REPUBLIKA.CO.ID, JAKARTA-- Mahkamah Konstitusi (MK) akan menggelarkan sidang pendahuluan sengketa perselisihan hasi pemilihan umum (PHPU) Pileg 2019 mulai 9 Juli mendatang. Saat ini MK sudah meregistrasi 260 perkara PHPU Pileg 2019 pada hari ini.
"Nanti kita mulai sidang itu tanggal 9 Juli untuk sidang pendahuluan," ujar Fajar di Jakarta, Senin (1/7).
Pada sidang pendahuluan nanti, MK akan mendengarkan pokok-pokok permohonan dari para pemohon. Kemudian, MK akan menggelar sidang pemeriksaan pada 15 Juli - 30 Juli 2019. Pembacaan utusan akan dilakukan pada 6 Agustus - 9 Agustus 2019.
"Jadi sampai 30 Juli sudah selesai sidangnya. Pengucapan putusan itu 6 sampai 9 Agustus. Pada 9 Agustus harus selesai semua, terlepas nanti misalnya ada putusan yang harus ditindaklanjuti, kalau memang ada. Itu sudah soal lain," ungkap Fajar.
Fajar mengatakan, lamanya persidangan untuk PHPU Pileg berbeda PHPU Pilpres.

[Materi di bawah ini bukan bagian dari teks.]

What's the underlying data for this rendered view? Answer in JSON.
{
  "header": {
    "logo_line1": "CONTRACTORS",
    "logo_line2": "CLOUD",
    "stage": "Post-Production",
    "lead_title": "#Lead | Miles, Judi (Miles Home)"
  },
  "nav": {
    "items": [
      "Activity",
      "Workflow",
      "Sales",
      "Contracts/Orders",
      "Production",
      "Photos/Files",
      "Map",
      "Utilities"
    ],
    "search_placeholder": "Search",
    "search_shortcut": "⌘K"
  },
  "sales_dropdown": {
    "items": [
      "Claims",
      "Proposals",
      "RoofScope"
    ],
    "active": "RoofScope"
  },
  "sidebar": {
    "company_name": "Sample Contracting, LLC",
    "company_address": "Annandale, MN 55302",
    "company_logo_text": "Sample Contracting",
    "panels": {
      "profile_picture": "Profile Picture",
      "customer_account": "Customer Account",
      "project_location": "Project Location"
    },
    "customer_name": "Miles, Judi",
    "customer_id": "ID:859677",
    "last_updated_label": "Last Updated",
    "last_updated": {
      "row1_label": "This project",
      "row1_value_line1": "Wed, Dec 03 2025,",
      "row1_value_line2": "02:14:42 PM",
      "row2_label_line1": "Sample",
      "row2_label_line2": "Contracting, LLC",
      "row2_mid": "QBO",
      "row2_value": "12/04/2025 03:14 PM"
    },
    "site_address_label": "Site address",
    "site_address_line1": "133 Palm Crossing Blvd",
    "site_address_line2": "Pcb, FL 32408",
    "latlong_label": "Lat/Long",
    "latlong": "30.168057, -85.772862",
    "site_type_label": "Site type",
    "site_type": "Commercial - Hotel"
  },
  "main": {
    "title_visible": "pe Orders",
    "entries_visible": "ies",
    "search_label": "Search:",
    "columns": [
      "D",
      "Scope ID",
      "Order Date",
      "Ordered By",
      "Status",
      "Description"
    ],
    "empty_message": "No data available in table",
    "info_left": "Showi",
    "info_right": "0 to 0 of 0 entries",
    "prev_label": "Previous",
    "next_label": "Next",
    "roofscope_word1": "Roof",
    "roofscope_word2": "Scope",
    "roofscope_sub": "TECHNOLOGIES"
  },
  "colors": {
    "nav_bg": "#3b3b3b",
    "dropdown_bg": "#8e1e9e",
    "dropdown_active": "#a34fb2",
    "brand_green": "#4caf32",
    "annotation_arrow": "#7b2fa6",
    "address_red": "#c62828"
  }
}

Jika lamanya persidangan sampai putusan PHPU Pilpres selama 14 hari, maka PHPU Pileg akan berlangsung paling lama 30 hari sejak perkara PHPU Pileg diregistrasi.
Lebih lanjut Fajar menuturkan, pihaknya sudah meregistrasi 260 perkara PHPU pileg.
Ke-260 perkara tersebut sudah dicatat ke dalam buku register parkara konstitusi (BRPK) dan pemohonnya telah menerima akta register perkara konstitusi (ARPK).
MK sebenarnya menerima 340 perkara PHPU Pileg yang terdiri dari 330 perkara PHPU Pileg DPR RI dan DPRD (provinsi dan kabupaten/kota) dan 10 PHPU Pileg DPD RI. Namun, setelah diperiksa oleh MK, kata Fajar yang teregistrasi hanya 260 perkata PHPU Pileg yang terdiri dari dari 250 PHPU Pileg DPR RI dan DPRD dan 10 PHPU Pileg DPD RI.
"Kenapa 340 perkara menjadi 260 perkara? Karena itu ada permohonan yang double-double. Misalnya PKB itu mengajukan permohonan lebih dari 1 kali, dia menerima AP3 (akta pengajuan permohonan pemohon) jadi 2. Nanti partai yang lain mengajukan 3 kalu di provinsi yang sama. Nah itu kemudian dijadikan 1 (satu) maka ahirlah kemudian jumlah 260 perkara," kata dia.
Untuk perkara PHPU Pileg DPR RI dan DPRD, kata Fajar, semua parpol peserta pemilu mengajukan sengketa. Parpol yang paling banyak mengajukan, kata dia adalah Partai Berkarya sebanyak 34 permohonan, disusul Partai Demokrat sebanyak 23 permohonan dan Partai Golkar sebanyak 21 permohonan.
"Selain 34 permohonan, Partai Berkarya juga mengajukan satu perkara yang diregistrasi khusus yakni perkara soal parliamentary threshold (PT) atau ambang batas pileg yang menurut mereka lolos PT 4 persen," tutur Fajar.
Sementara untuk DPD RI, lanjut Fajar, terdapat 10 perkara yang tersebar 6 provinsi, yakni 3 perkara dari Papua, 2 perkara dari Sumatera Utara, 2 perkara dari Maluku Utara, masing-masing 1 perkara dari NTB, Sulawesi Tenggara, dan Papua Barat.
"Dari 260 perkara itu, terdapat satu perkara yang diajukan oleh masyarakat adat Papua untuk sengketa Pileg. Soal legal standing mereka, itu diserahkan hakim MK menilainya," kata Fajar.
Setelah diregistrasi, MK akan mengirimkan salinan permohonan dari pemohon kepada termohon (KPU dan jajarannya), Bawaslu serta para pihak terkait agar mereka menyiapkan jawaban dan keterangannya serta alat bukti yang diperlukan untuk membantah dalil-dalil pemohon.